Emphasis: this is all completely implementation specific, and we have no set of "this use-case is guaranteed to work, but this has not been considered".

I tend to keep it simple, personally; one builder (per assembly) is usually fine.

Unpractical answered 11/7, 2014 at 10:42 Comment(5)
I'll make sure that only one thread at a time is building a type (that's also necessary due to some other unrelated requirements). I was more wondering if using the types which are already finished might conflict with generating a new one at the same time.Atrioventricular
@Vilx TypeBuilder? or constructed Type via MakeType() (or whatever the method is)? Frankly, though, I'd advise "don't"Unpractical
@Vilx-: If one type is not referencing another type being built, there should be no issue. The problem from what I can see in the other question is calling CreateType when a referenced type is still incomplete.Briquet
OK, added clarification to the question.Atrioventricular
If the code is internally locked anyway we can wrap an outer lock around it to be safe at no loss of scalability.Vinasse
K
5

It is not specified.

Whenever you use code that is not explicitly documented to be thread-safe then you'll have to make a choice. Weigh the cost of not locking, getting it wrong and have your code crash in an impossible to diagnose way at utterly random intervals. Against the cost of taking a lock and be sure to never be wrong, just a little slow.
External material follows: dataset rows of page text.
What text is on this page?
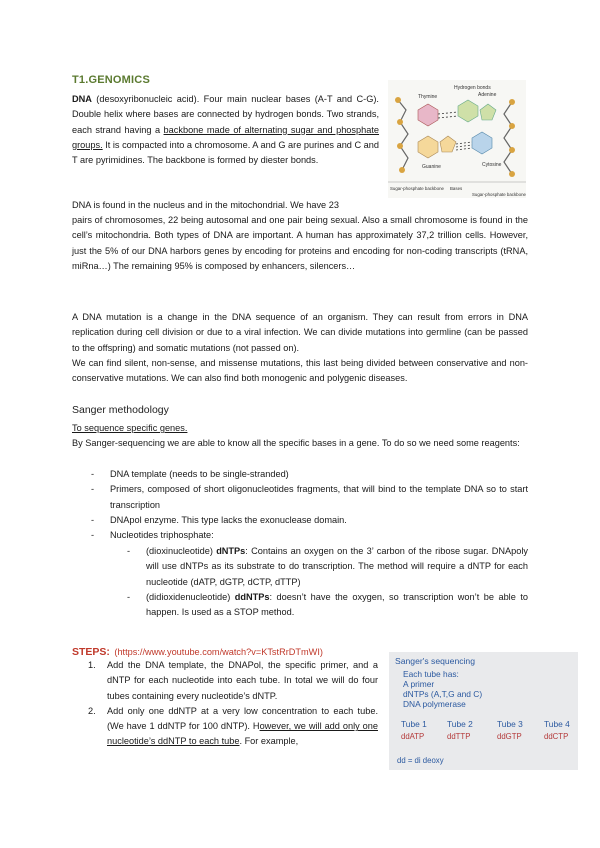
T1.GENOMICS
DNA (desoxyribonucleic acid). Four main nuclear bases (A-T and C-G). Double helix where bases are connected by hydrogen bonds. Two strands, each strand having a backbone made of alternating sugar and phosphate groups. It is compacted into a chromosome. A and G are purines and C and T are pyrimidines. The backbone is formed by diester bonds.
Hydrogen bonds
Thymine	Adenine
Guanine	Cytosine
Sugar-phosphate backbone Bases
Sugar-phosphate backbone
DNA is found in the nucleus and in the mitochondrial. We have 23
pairs of chromosomes, 22 being autosomal and one pair being sexual. Also a small chromosome is found in the cell’s mitochondria. Both types of DNA are important. A human has approximately 37,2 trillion cells. However, just the 5% of our DNA harbors genes by encoding for proteins and encoding for non-coding transcripts (tRNA, miRna…) The remaining 95% is composed by enhancers, silencers…
A DNA mutation is a change in the DNA sequence of an organism. They can result from errors in DNA replication during cell division or due to a viral infection. We can divide mutations into germline (can be passed to the offspring) and somatic mutations (not passed on).
We can find silent, non-sense, and missense mutations, this last being divided between conservative and non-conservative mutations. We can also find both monogenic and polygenic diseases.
Sanger methodology
To sequence specific genes.
By Sanger-sequencing we are able to know all the specific bases in a gene. To do so we need some reagents:
- DNA template (needs to be single-stranded)
- Primers, composed of short oligonucleotides fragments, that will bind to the template DNA so to start transcription
- DNApol enzyme. This type lacks the exonuclease domain.
- Nucleotides triphosphate:
- (dioxinucleotide) dNTPs: Contains an oxygen on the 3’ carbon of the ribose sugar. DNApoly will use dNTPs as its substrate to do transcription. The method will require a dNTP for each nucleotide (dATP, dGTP, dCTP, dTTP)
- (didioxidenucleotide) ddNTPs: doesn’t have the oxygen, so transcription won’t be able to happen. Is used as a STOP method.
STEPS: (https://www.youtube.com/watch?v=KTstRrDTmWI)
1. Add the DNA template, the DNAPol, the specific primer, and a dNTP for each nucleotide into each tube. In total we will do four tubes containing every nucleotide’s dNTP.
2. Add only one ddNTP at a very low concentration to each tube. (We have 1 ddNTP for 100 dNTP). However, we will add only one nucleotide’s ddNTP to each tube. For example,
Sanger's sequencing
Each tube has:
A primer
dNTPs (A,T,G and C)
DNA polymerase
Tube 1 Tube 2	Tube 3	Tube 4
ddATP	ddTTP	ddGTP	ddCTP
dd = di deoxy
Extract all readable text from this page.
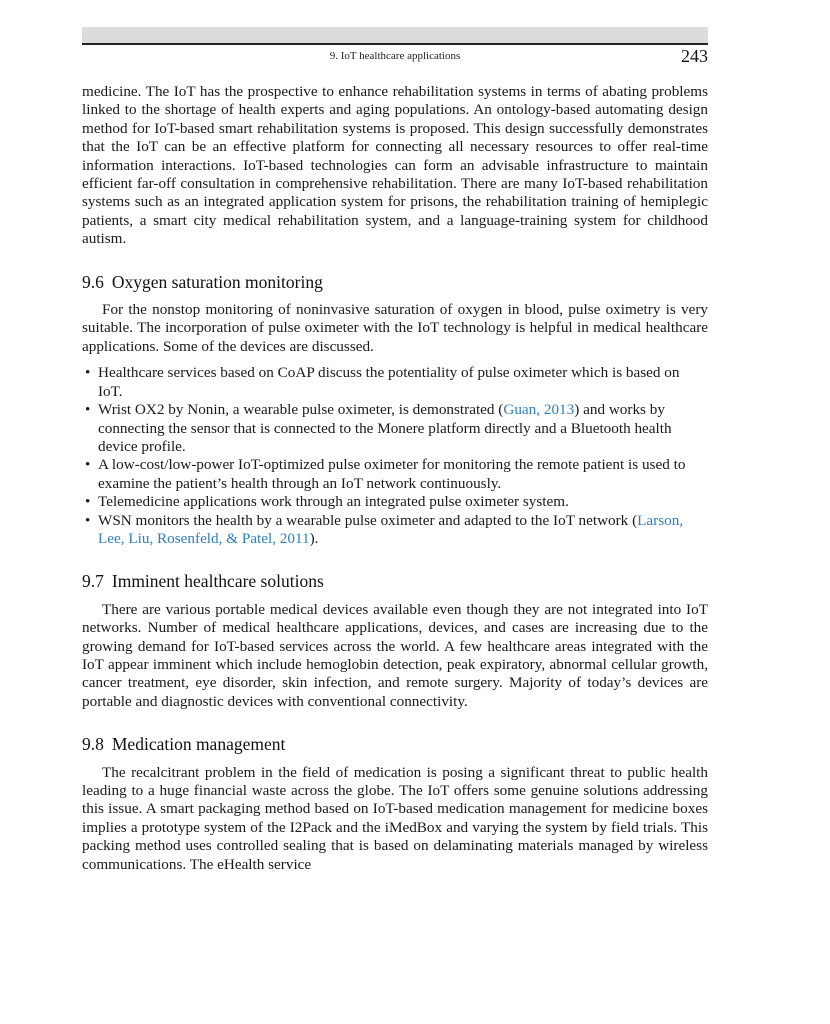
9. IoT healthcare applications	243

medicine. The IoT has the prospective to enhance rehabilitation systems in terms of abating problems linked to the shortage of health experts and aging populations. An ontology-based automating design method for IoT-based smart rehabilitation systems is proposed. This design successfully demonstrates that the IoT can be an effective platform for connecting all necessary resources to offer real-time information interactions. IoT-based technologies can form an advisable infrastructure to maintain efficient far-off consultation in comprehensive rehabilitation. There are many IoT-based rehabilitation systems such as an integrated application system for prisons, the rehabilitation training of hemiplegic patients, a smart city medical rehabilitation system, and a language-training system for childhood autism.

9.6 Oxygen saturation monitoring

For the nonstop monitoring of noninvasive saturation of oxygen in blood, pulse oximetry is very suitable. The incorporation of pulse oximeter with the IoT technology is helpful in medical healthcare applications. Some of the devices are discussed.

• Healthcare services based on CoAP discuss the potentiality of pulse oximeter which is based on IoT.
• Wrist OX2 by Nonin, a wearable pulse oximeter, is demonstrated (Guan, 2013) and works by connecting the sensor that is connected to the Monere platform directly and a Bluetooth health device profile.
• A low-cost/low-power IoT-optimized pulse oximeter for monitoring the remote patient is used to examine the patient’s health through an IoT network continuously.
• Telemedicine applications work through an integrated pulse oximeter system.
• WSN monitors the health by a wearable pulse oximeter and adapted to the IoT network (Larson, Lee, Liu, Rosenfeld, & Patel, 2011).
9.7 Imminent healthcare solutions

There are various portable medical devices available even though they are not integrated into IoT networks. Number of medical healthcare applications, devices, and cases are increasing due to the growing demand for IoT-based services across the world. A few healthcare areas integrated with the IoT appear imminent which include hemoglobin detection, peak expiratory, abnormal cellular growth, cancer treatment, eye disorder, skin infection, and remote surgery. Majority of today’s devices are portable and diagnostic devices with conventional connectivity.

9.8 Medication management

The recalcitrant problem in the field of medication is posing a significant threat to public health leading to a huge financial waste across the globe. The IoT offers some genuine solutions addressing this issue. A smart packaging method based on IoT-based medication management for medicine boxes implies a prototype system of the I2Pack and the iMedBox and varying the system by field trials. This packing method uses controlled sealing that is based on delaminating materials managed by wireless communications. The eHealth service
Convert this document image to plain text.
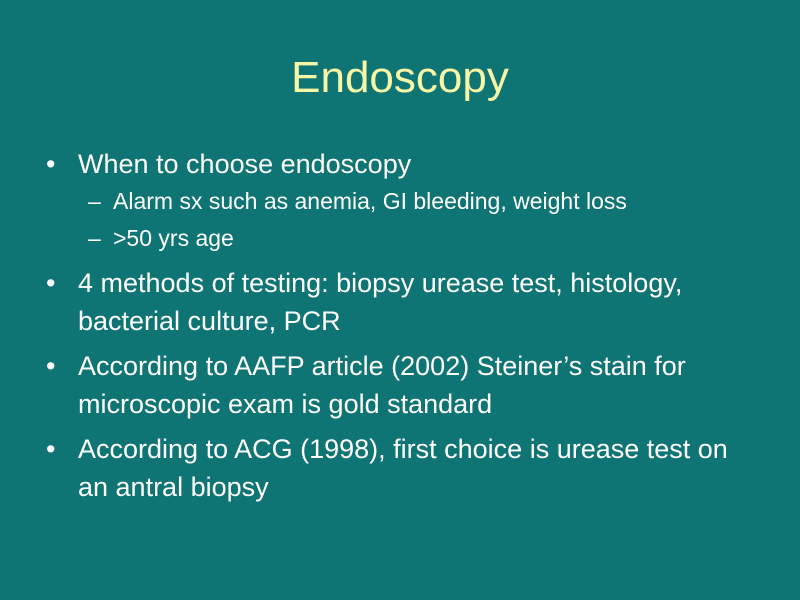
Endoscopy
• When to choose endoscopy
– Alarm sx such as anemia, GI bleeding, weight loss
– >50 yrs age
• 4 methods of testing: biopsy urease test, histology, bacterial culture, PCR
• According to AAFP article (2002) Steiner’s stain for microscopic exam is gold standard
• According to ACG (1998), first choice is urease test on an antral biopsy
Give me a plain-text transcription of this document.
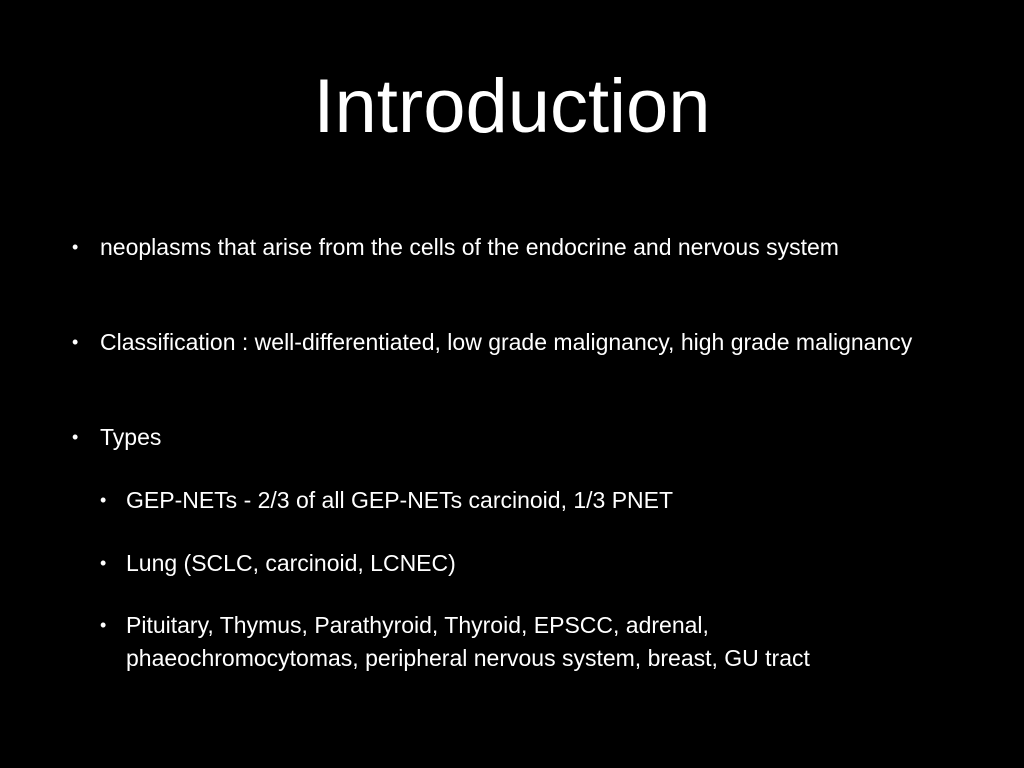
Introduction
• neoplasms that arise from the cells of the endocrine and nervous system
• Classification : well-differentiated, low grade malignancy, high grade malignancy
• Types
• GEP-NETs - 2/3 of all GEP-NETs carcinoid, 1/3 PNET
• Lung (SCLC, carcinoid, LCNEC)
• Pituitary, Thymus, Parathyroid, Thyroid, EPSCC, adrenal, phaeochromocytomas, peripheral nervous system, breast, GU tract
Where "little slow" is something you have to know to make the proper choice. It is an easy one in this case, building a method takes a few handful of microseconds, at most. That lock you put around it is not going to be contested. And if it is anyway then the delay that's incurred is unobservable to anybody. A thread context switch or a page fault, normal things that happen that cause code to run slower, take more time than that.

Take the lock. You'll never have to be sorry.

Karr answered 11/7, 2014 at 11:21 Comment(4)
Please read the "Added" part. There's no problem with adding a lock to the building part. In fact, that's what I'm doing now. The question is - can I use things that were built in the past, while building a new one at the same time?Atrioventricular
Also, the Added 2 part.Atrioventricular
It is unclear to me what else you are fretting about. Thread-safety of the actual code you generate follows the normal rules of thread-safety for any code you write. If you implement "one interface per thread" then there's little to worry about. Clearly you can't violate thread-safety if the object's members are only ever accessed by one thread.Karr
Well... I guess so. :) Thanks. :)Atrioventricular
C
0

basically the question is can an innocent call to object1.SomeMethod() blow up because the assembly is being reorganized on another thread.

From experiences with the Castle.Core package, which uses System.Reflection.Emit to generate types, I am quite sure that yes, it always can and sometimes will blow up. The symptom I typically see is that you get either TypeLoadException or BadImageFormageException at the time you're trying to use one of your generated types.